András Botos

Personal information
- Born: March 6, 1952 (age 74) Salgótarján, Hungary

Medal record
Men's Boxing
Representing Hungary
Olympic Games
| Bronze medal – third place | 1972 Munich | Featherweight |
European championships
| Silver medal – second place | 1971 Madrid | Featherweight |
| Bronze medal – third place | 1975 Katowice | Lightweight |

= András Botos =

Hungarian boxer (born 1952)

András Botos (born March 6, 1952) is a retired boxer, who won a bronze medal in the men's featherweight division (- 57 kilograms) at the 1972 Summer Olympics.
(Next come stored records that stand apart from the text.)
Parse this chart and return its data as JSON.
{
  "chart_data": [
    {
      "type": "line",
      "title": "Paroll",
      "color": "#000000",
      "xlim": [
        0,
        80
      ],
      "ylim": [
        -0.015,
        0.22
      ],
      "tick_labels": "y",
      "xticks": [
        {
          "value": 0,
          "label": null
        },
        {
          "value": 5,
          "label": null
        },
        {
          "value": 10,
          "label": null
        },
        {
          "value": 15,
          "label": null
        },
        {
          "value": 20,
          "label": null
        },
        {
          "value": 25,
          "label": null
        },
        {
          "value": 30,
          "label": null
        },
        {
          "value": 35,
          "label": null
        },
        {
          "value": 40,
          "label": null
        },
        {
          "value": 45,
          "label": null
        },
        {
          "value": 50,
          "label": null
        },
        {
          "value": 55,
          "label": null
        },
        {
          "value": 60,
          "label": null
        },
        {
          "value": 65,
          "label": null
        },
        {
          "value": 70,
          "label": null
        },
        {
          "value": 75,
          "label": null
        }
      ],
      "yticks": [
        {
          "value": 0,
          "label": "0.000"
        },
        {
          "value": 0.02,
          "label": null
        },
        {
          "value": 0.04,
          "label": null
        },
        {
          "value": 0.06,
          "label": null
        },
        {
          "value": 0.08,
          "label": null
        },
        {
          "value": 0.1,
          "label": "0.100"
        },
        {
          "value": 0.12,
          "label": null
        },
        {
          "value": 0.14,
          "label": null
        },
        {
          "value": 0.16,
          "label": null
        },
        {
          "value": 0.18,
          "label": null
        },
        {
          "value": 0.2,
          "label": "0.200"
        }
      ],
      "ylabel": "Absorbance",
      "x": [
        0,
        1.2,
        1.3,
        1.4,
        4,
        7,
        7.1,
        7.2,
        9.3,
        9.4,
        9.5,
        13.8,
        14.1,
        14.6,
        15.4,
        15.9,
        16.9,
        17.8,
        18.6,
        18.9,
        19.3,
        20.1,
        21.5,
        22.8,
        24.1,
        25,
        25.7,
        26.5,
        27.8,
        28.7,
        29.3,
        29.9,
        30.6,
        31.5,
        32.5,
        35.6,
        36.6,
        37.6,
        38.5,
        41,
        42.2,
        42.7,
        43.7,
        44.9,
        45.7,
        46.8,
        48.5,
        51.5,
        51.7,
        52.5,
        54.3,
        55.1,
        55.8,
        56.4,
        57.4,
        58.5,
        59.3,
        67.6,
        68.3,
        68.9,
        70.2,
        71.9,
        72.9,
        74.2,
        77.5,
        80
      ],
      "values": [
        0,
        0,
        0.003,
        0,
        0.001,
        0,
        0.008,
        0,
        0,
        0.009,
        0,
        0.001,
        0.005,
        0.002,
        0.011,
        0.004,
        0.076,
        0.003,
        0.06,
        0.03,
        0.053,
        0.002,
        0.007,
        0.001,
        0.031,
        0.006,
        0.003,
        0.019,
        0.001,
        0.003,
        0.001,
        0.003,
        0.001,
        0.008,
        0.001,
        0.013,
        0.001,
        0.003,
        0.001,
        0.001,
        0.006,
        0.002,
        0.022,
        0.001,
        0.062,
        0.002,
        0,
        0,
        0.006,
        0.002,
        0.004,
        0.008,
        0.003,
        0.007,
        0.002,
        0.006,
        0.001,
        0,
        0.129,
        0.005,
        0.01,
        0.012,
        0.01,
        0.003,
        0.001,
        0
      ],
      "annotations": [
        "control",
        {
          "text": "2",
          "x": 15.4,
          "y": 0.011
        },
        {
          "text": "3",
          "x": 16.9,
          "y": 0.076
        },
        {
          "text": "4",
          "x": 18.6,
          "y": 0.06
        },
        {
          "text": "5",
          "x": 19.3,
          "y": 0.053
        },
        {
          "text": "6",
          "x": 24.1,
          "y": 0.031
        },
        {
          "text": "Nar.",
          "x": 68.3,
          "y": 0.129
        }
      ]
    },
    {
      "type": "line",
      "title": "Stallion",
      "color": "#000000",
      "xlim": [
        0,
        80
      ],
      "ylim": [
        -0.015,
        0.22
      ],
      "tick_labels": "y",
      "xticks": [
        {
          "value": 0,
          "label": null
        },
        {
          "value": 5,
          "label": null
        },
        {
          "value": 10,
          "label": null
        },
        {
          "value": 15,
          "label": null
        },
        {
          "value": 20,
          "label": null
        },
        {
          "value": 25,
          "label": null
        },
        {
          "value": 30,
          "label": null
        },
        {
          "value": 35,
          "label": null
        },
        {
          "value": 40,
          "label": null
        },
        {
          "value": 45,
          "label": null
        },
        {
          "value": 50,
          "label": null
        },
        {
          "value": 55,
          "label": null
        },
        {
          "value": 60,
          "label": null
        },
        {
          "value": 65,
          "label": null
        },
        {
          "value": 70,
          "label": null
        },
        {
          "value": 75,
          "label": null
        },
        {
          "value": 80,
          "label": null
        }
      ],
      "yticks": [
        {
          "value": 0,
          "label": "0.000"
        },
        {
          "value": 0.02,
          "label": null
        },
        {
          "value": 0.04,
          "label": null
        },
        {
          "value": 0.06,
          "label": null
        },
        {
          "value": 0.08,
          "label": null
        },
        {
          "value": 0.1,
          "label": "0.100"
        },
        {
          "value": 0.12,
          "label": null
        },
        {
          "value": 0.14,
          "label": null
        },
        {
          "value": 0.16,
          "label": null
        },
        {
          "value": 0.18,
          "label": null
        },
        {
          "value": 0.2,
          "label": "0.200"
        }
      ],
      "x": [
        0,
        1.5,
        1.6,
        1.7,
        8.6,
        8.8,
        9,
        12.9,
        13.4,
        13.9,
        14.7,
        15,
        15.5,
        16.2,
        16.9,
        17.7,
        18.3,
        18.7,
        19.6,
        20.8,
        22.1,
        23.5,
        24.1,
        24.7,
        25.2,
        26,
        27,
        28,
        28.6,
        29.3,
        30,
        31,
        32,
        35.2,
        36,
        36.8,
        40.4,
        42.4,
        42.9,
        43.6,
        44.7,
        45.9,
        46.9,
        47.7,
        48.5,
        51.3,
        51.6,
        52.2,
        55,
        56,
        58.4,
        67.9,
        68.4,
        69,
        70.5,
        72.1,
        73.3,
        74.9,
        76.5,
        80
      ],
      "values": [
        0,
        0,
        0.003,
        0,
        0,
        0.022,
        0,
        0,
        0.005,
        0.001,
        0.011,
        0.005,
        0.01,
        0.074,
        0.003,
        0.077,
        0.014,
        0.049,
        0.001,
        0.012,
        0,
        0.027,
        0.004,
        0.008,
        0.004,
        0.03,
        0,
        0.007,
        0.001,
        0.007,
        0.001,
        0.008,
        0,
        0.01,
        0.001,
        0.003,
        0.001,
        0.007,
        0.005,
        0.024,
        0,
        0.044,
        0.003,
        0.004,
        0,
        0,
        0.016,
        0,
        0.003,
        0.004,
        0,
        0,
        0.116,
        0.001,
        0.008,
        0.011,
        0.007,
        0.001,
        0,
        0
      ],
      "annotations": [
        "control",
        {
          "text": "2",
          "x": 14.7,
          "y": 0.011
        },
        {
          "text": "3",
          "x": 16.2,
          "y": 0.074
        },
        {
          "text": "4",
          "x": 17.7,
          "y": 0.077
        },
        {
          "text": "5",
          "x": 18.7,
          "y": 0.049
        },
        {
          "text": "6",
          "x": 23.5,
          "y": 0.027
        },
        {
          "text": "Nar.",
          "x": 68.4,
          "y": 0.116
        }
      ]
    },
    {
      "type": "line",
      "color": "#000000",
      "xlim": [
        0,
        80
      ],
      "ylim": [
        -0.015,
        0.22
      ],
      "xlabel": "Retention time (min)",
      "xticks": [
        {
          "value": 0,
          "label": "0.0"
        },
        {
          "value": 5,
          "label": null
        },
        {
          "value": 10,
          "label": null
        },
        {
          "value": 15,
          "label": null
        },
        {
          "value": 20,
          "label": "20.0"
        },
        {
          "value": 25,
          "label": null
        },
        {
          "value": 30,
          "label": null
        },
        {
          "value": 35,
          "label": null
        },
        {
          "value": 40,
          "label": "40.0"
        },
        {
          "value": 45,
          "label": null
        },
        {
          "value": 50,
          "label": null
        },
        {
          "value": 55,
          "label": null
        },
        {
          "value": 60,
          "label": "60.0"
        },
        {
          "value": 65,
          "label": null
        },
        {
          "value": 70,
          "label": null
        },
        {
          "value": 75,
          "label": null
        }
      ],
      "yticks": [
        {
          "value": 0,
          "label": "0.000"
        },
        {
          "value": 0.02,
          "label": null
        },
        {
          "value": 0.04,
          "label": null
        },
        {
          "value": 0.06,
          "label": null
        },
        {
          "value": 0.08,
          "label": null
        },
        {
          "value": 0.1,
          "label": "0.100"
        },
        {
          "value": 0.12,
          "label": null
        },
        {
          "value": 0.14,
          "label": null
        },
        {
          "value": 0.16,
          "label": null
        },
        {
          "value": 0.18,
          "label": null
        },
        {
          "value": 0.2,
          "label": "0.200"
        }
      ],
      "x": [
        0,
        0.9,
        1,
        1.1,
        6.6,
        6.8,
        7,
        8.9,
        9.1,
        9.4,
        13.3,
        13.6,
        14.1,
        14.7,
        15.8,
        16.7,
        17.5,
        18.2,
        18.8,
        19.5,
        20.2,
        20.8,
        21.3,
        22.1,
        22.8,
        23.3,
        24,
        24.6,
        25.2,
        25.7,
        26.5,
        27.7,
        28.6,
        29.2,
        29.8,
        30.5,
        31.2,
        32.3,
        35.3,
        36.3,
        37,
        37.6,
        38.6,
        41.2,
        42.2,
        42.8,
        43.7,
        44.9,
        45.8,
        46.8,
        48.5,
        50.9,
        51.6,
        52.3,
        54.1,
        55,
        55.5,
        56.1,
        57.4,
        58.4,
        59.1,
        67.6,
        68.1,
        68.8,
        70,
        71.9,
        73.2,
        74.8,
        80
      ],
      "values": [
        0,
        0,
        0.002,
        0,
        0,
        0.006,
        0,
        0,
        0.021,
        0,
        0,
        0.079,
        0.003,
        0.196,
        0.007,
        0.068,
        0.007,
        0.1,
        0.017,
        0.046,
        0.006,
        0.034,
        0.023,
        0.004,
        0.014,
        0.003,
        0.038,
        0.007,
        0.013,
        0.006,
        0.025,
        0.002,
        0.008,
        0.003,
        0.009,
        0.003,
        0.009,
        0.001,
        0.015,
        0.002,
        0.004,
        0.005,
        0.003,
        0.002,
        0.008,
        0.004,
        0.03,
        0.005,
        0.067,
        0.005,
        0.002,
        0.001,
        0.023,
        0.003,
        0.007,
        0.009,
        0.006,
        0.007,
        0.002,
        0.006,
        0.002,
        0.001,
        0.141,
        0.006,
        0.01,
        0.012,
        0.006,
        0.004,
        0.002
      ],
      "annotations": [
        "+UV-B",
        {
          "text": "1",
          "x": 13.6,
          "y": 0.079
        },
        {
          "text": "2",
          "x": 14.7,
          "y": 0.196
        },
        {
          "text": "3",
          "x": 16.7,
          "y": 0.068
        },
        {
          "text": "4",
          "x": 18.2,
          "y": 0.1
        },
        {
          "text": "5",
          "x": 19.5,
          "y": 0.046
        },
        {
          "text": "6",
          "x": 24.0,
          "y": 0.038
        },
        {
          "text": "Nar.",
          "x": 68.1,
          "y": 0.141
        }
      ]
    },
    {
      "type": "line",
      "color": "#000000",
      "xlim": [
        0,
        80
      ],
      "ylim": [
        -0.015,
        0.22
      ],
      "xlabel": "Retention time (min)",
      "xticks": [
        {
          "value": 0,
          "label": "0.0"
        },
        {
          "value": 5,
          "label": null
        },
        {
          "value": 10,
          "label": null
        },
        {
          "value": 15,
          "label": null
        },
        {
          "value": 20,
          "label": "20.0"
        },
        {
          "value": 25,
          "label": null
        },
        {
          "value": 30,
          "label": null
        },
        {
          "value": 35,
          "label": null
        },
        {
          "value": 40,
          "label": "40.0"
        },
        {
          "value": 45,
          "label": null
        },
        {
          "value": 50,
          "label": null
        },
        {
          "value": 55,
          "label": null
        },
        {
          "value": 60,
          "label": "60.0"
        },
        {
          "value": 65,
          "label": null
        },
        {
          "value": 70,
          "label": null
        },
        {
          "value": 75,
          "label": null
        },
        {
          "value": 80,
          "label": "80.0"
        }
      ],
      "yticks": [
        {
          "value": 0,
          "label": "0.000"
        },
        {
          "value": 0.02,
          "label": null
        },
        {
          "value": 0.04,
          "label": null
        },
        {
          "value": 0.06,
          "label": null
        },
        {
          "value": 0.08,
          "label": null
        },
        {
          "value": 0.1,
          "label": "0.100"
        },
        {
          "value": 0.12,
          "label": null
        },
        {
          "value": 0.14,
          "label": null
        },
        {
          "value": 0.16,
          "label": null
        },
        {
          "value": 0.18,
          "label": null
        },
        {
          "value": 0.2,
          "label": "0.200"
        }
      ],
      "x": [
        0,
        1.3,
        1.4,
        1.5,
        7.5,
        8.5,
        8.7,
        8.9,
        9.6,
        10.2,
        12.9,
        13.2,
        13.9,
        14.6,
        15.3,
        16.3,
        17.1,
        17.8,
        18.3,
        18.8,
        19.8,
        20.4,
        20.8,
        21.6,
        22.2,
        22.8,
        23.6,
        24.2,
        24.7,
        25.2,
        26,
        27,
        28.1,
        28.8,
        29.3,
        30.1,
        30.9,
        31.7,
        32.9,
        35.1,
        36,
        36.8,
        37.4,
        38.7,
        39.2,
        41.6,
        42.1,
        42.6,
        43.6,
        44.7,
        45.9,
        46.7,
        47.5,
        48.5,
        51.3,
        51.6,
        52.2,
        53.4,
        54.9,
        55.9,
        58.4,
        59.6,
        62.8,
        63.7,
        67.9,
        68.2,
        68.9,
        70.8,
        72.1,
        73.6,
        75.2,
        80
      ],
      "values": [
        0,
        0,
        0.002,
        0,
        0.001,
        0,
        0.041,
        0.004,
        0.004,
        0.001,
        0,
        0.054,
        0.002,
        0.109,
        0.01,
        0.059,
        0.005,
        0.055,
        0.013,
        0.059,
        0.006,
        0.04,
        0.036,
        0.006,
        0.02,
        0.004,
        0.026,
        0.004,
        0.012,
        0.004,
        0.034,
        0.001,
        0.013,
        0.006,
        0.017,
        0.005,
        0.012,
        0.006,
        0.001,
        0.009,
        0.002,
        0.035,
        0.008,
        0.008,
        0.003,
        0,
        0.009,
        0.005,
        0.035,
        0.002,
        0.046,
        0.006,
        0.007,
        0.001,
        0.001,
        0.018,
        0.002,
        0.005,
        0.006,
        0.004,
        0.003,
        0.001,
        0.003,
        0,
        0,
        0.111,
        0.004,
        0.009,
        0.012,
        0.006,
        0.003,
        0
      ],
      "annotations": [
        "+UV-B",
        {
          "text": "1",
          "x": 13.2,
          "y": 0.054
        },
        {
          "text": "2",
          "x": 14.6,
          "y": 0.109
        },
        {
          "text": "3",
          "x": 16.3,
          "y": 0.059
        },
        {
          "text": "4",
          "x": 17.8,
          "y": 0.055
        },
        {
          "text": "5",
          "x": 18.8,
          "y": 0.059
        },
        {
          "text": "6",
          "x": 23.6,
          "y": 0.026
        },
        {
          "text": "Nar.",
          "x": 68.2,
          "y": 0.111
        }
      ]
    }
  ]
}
He also competed at the 1976 Montreal Olympics as a lightweight boxer.

==1972 Olympic results==
Below is the record of András Botos, a Hungarian featherweight boxer who competed at the 1972 Munich Olympics:

- Round of 64 - Defeated Nopparat Preecha of Thailand by decision, 5-0
- Round of 32 - Defeated Michael Andrews of Nigeria by decision, 5-0
- Round of 16 - Defeated Louis Self of United States by decision, 3-2
- Quarterfinal - Defeated Royal Kobayashi of Japan by decision, 4-1
- Semifinal - Lost to Boris Kuznetsov of Soviet Union by decision, 0-5 (was awarded a bronze medal)

==1976 Olympic results==
Below is the record of András Botos, a Hungarian lightweight boxer who competed at the 1976 Montreal Olympics:

- Round of 64: bye
- Round of 32: defeated David Ssensonjo (Uganda) by walkover
- Round of 16: defeated Georgios Agrimavakis (Greece) by decision, 4-1
- Quarterfinal: lost to Vassily Solomin (Soviet Union) by decision, 0-5

==Life after boxing==
He is currently the trainer of Hungarian boxer Vilmos Balog.